Suzana Milevska at Summer School as School 2019
Stacion - Center Contemporary Art Prishtina has the pleasure to announce "Kalokagathia: On the Possibility to Think Together the Aesthetical and Ethical in Artistic Research" by Suzana Milevska, part of the Public Program of Summer School as School 2019.
In her lecture "Kalokagathia: On the Possibility to Think Together the Aesthetical and Ethical in Artistic Research" Suzana Milevska will focus on the ongoing debate about the reciprocal relations and tensions between the categories of beautiful and good, between the form and content, and between other perpetual, but artificially made distinctions and dichotomies in art. More precisely Milevska's lecture centers on the question of whether such dichotomies are and have ever been viable and how the hierarchy between them changed over time as a result of the changed focus in various art movements and artistic practices. The critical discussion will also address the pertinent questions such are what constitutes artistic research, or research-based art, and wether and how this research differs from the
research in humanist, social, and other sciences. The art examples to be discussed aim to unravel the relation of certain contemporary artistic research practices with the ancient ideal "kalokagathia" even when the artists don't refer to it directly.

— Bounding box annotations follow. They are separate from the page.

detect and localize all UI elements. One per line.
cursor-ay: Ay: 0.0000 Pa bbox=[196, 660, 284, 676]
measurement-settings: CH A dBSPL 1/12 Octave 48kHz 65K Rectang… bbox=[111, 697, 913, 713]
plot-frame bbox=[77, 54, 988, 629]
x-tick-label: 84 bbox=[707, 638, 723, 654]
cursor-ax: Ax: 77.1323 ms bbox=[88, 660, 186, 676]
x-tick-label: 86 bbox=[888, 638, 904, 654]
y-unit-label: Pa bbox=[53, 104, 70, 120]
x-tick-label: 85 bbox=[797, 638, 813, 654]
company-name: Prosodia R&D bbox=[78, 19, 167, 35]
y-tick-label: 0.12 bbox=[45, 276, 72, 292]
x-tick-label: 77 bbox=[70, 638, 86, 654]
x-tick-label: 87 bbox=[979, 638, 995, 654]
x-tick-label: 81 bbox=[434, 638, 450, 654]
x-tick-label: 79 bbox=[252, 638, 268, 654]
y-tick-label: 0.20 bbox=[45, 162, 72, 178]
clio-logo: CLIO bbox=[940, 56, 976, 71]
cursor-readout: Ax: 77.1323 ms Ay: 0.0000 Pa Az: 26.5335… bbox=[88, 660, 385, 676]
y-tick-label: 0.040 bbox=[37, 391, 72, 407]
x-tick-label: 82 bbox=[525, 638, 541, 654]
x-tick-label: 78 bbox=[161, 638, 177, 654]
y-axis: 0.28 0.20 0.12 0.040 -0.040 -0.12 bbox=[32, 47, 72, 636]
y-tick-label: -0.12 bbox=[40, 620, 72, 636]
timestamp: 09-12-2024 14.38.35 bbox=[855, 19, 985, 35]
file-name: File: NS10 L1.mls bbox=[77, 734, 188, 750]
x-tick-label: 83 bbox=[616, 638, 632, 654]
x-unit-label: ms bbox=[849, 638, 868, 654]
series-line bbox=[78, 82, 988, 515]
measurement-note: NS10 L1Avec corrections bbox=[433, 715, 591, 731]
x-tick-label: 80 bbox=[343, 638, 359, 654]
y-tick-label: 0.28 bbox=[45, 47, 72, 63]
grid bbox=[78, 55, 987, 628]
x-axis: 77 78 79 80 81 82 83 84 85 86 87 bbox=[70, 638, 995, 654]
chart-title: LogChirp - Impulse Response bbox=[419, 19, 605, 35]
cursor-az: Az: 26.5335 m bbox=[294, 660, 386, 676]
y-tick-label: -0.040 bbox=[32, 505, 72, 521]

Suzana Milevska is an art historian and curator from Skopje, Macedonia. Her curatorial interests include postcolonial critique of representational regimes of hegemonic power, gender difference and feminist art; construction of visual memory in photographic imagery and archives; art in post-socialist and transitional societies; collaborative, participatory and activist art practices. Currently she is Principal Investigator, Polytechnic University Milan (TRACES, Horizon 2020). From 2013-2015 Milevska was the first Endowed Professor at the Academy of Fine Art in Vienna and she taught Central and South Eastern European Art Histories. In 2004, she was a Fulbright Senior Research Scholar. She holds a Ph.D. in Visual Cultures from Goldsmiths College London. Her project The Renaming Machine (2008-2010, in collaboration with P74 –artist run space in Ljubljana) focused on the politics of renaming and overwriting memory in art and visual culture. She curated several exhibitions of contemporary art by Roma artists, including Roma Protocol, the Austrian Parliament (Wiener Festwochen), and Call the Witness, BAK Utrecht (the basis for Roma Pavilion – Call the Witness, collateral event at the 54 Venice Biennale, 2011). Milevska is the recipient of the Igor Zabel Award for Culture and Theory and the ALICE Award for political curating (2012).